Nuts, while having nerve endings and experiencing pain when eaten, have nothing resembling brain matter, and hence as much awareness of what is happening as if I had chosen to eat rocks. Even PETA lets me eat cashews without guilt. Okay, there we have it.

I have seen things differently, and must act accordingly. I may no longer eat things that have the intuition to be frightened of me. It seems an act of cruelty, an understandable and perfectly natural one, but not in any sense a necessary one.


Blogger Natalie said...

Very interesting how you've decided to change yourself based on what you've concluded. Bravo to being the change you want to see in the world.

Mon Aug 22, 12:03:00 PM EDT  
Blogger Jason said...

Hey LL fans, today (22 AUG) is Evil Jeremy's birthday, feel free to remind him about how old he is!

Mon Aug 22, 01:42:00 PM EDT  
Blogger Nightcrawler said...

Happy Birthday Jeremy! I'd love to take you out for a steak but it would appear that option has been nuked. Guess I could make you a tuna noodle casserole though!

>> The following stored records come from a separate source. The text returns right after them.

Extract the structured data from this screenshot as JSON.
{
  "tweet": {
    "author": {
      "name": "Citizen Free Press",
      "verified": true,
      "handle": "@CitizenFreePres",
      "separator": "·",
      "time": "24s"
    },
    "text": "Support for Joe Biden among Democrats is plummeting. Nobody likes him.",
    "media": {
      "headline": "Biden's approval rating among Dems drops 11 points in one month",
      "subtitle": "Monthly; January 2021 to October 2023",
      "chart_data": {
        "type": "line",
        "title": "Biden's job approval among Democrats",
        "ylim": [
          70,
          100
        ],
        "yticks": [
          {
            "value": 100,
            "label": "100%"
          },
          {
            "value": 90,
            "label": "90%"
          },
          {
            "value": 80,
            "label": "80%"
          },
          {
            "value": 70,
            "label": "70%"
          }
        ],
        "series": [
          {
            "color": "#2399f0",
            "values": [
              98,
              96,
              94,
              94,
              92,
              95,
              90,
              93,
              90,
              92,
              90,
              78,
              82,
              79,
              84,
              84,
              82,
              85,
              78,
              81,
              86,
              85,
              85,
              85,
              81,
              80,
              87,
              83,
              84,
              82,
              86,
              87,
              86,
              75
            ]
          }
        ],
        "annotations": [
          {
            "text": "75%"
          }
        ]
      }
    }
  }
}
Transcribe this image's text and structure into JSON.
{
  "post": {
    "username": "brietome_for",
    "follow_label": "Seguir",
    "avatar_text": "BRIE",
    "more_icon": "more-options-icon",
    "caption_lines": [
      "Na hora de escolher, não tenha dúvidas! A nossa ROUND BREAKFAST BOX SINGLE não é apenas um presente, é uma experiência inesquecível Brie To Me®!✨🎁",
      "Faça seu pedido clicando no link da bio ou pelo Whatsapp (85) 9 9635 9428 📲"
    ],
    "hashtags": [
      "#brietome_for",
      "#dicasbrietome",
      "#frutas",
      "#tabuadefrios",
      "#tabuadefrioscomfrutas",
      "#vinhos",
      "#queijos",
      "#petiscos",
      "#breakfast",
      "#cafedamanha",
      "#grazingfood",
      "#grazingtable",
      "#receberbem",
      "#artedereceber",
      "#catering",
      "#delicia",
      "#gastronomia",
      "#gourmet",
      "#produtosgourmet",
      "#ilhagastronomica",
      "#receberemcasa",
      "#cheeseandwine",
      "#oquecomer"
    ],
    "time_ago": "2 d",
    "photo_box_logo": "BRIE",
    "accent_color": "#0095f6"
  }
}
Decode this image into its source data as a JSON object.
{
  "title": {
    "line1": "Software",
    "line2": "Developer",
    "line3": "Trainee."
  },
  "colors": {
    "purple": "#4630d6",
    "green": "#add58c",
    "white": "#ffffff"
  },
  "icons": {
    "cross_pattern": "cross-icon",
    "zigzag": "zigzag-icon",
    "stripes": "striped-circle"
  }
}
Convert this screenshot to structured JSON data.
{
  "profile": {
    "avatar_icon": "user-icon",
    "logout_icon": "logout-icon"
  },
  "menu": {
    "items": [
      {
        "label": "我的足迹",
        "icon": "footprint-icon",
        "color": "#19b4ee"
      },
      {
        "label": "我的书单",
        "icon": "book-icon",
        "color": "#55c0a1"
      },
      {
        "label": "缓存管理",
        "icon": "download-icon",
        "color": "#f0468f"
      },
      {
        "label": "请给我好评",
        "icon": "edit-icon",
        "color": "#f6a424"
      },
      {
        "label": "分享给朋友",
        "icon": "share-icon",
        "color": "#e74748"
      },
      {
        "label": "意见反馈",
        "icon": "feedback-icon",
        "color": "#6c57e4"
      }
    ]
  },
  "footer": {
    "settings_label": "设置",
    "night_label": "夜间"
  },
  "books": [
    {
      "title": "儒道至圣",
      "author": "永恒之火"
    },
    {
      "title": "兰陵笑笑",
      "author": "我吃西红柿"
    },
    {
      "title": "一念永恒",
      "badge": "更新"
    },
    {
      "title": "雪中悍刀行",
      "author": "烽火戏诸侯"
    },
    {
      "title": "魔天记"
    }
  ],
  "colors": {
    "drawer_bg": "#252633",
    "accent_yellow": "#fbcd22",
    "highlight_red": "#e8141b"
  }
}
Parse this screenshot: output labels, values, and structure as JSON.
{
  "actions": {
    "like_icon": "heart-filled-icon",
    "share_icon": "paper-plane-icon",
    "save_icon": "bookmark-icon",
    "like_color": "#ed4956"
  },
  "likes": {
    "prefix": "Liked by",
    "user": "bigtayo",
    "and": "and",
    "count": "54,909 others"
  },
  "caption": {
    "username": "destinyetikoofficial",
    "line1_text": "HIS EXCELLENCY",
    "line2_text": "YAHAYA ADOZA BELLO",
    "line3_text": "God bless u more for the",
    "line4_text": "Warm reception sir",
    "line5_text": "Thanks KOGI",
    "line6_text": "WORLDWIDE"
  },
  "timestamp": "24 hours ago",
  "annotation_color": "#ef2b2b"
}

I think it's possible to think too much. At least your decisions are based on your own personal values and not the judgements of others.

Mon Aug 22, 02:36:00 PM EDT  
Blogger Nigela said...

Happy Birthday! I hope there are plenty of organic, cage free eggs in your birthday cake.

And here's something to win money on next time you're in a bar or somewhere with 30 people. It's pretty much a statistical certainty that if 30 strangers are in a room, two will share the same birthday. I've won a total of $200 with this over the years, though I did fork over a percentage to my math teacher who told me the stats.

Mon Aug 22, 02:39:00 PM EDT  
Blogger The Evil Jeremy. said...

My thanks to you all. I realized recently that birthdays are a bit of a silly thing to celebrate, as what on earth control did I have over my dad getting a bit tipsy at a Christmas party in 1972 and the resulting chain of events, but hey, it's a very old tradition and so who am I to question it? Did that last sentence run on badly enough?

And lest anyone think there is any militancy in my observations, I ask that you simply understand that the meditative breathing excercise I've been doing for the past few weeks has been leading to interesting changes in my thought process. That's all. I'm not preaching, exactly, and I'm certainly not telling anyone else what to do. (Nobody has suggested otherwise, but I want to make that point very clear.)

Eat what you feel appropriate. Eat what you like. I'll never for a moment look down on anyone for not seeing the isssue as I see it, because our perspectives on the matter are simply different. Thanks for the birthday wishes, and happy August 22 to you all in return.